Twelve people attended the caucus held in Blegen Hall on Tuesday night to choose state and local delegates and to participate in a presidential straw poll.

David De Grio, convener for that caucus location, said the presence of nontraditional candidates like Barack Obama and Ron Paul could have led to fewer people participating in Independence caucuses.

“Things have gotten so much more contentious,” he said.

Despite the fact that no candidates have committed to run under the Independence Party of America, a nonbinding presidential preference straw poll was conducted at the caucuses, which found six people supporting New York Mayor Michael Bloomberg and three supporting former Georgia Sen. Samuel Nunn.

Three others chose to write in votes, with one vote each for former presidential candidate Ralph Nader, former Minnesota Gov. Jesse Ventura and an unnamed Republican candidate.

The caucus-goers also elected nine delegates to attend the May 3 state party convention.

One of the delegates, first-year mathematics student Tom Johnson said he chose to participate in the Independence Party caucus because he identified with the party’s message.
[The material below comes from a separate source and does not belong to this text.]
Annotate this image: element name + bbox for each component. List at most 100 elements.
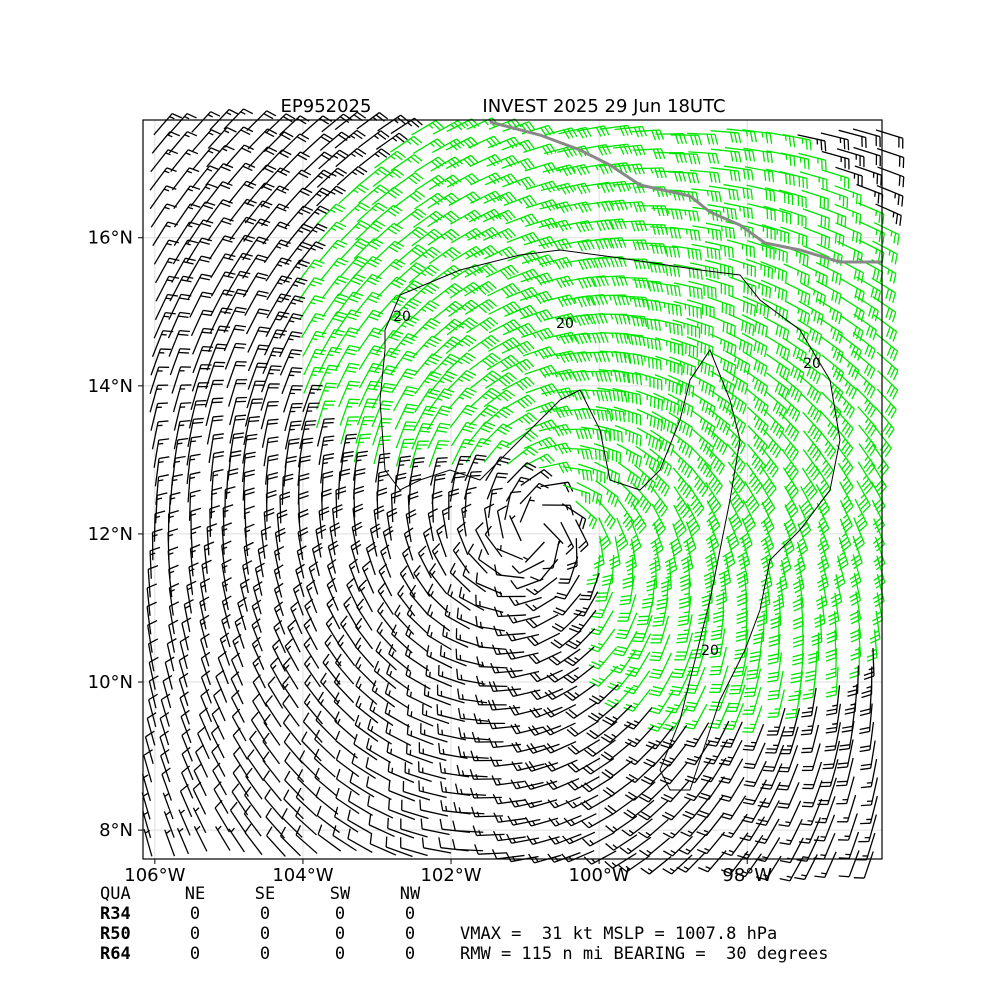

“They’re the real party of change,” he said.

He said being selected as a delegate forged a connection between him and the party.

De Grio, who was also elected as a state convention delegate, said he has been involved with Independence politics since he was 18.

Now 26 years old, he said he has no idea who he will support in the upcoming presidential election.

At the end of the caucus, De Grio proposed a resolution that recommended all presidential candidates participate in a public debate about science and technology.

The resolution, which will go to the Independence Party of Minnesota State Convention, passed unanimously at the caucus.

The Independence Party’s caucus continues online through March 4.

“We can have a big impact on state politics,” De Grio said.